The main treatment as per the accounting is to recognized the property which is not fully transferred to the other person and must be shown in the books of account (shown in balance sheet as fixed asset)
According to accounting principles the company is required to show all the properties and assets which it owns either on lease or any other way
The directors should mention the property as well the amount received in the financial statements of the company
The accounting treatment of LEASE is clearly indicates that all the properties the ownership of which property is not transferred to the other person still it remain the property of the lesser and it will be owned by the other only when the lease period is completed and the property is transferred to the relevant person then he will show the property in their books.
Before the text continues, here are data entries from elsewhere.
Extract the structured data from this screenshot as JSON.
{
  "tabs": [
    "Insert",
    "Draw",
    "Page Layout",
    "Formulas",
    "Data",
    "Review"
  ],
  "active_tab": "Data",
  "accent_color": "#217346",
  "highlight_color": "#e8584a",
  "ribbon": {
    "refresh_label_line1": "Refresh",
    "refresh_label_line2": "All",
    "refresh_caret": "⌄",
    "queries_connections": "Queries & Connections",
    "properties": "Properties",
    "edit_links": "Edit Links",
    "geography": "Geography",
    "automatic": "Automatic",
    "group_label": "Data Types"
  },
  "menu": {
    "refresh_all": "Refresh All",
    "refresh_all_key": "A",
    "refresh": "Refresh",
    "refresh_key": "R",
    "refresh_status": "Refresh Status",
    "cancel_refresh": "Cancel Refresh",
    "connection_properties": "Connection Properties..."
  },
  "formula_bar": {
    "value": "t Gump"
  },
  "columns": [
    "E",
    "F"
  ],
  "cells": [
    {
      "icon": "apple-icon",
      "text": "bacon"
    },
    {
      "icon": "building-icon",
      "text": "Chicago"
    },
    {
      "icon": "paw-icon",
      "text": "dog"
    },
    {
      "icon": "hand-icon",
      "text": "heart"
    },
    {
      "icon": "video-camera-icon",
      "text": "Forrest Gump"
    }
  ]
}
At the end we can say this property will be transferred to the lessee when he will pay full amount to the lesser at the end of the lease period or in between of the lease period
If he pay at the end, the property will transferred at the end of lease period otherwise it will be transferred at the time paying final payment
The value of the property will be shown in the books of accounts by the person who will be the owner at that time.
b) Explain why the directors may have been motivated to adopt the accounting treatment that has been adopted.
Answer
The directors may have been motivated to adopt the accounting treatment because if the company comes into the agreement with the APEX Investment so that the company can earn extra profit and the bonus will be distributed to directors of the extra profit earned.
The accounting treatment is followed by the company is not correct but this is accepted by the company because it helps to increase the income of the company
The initial profit was less that the profit earned after applying this accounting treatment which was not correct
The directors may adopt this accounting agreement because they are in the company to earn income if they get an extra income by the this accounting treatment
The company offers 12.5% share of the profit if they earns excess profit than normal profit
They will get same income if they stands at the normal profit which is 0.65 per share
The directors earns $ 108800 as bonus which is calculated @ 12.5 of the excess profit.
So the excess profit will be
108800*100/12.5=$ 870400
c) Determine whether the directors have acted unethically and what (if any) impact this would have on you, as auditor of CHPL?
Answer
Yes the directors have acted unethically.
This gave a bad impact on me as a auditor as just for their personal earnings and personal goals they forget the companies objectives.
The directors should focus on company’s goodwill as compared to individual interests.
The directors should work as per the accounting principles if they work without following the accounting principles then their act will be counted as unethically so that the earning earned by the directors are not reasonable as per the business point of views.
As per my opinion, if I am working as an auditor of the company to audit their accounts and I found this type of accounting error then it will put a bad impact on the professionalism
The result of unethically made accounting books are treated as false books and audit is always shown a qualified report for that type of companies’ mistakes.
The company should follow the accounting treatment which is as per the accounting principles and not as to increase only his earnings and the earning of the directors.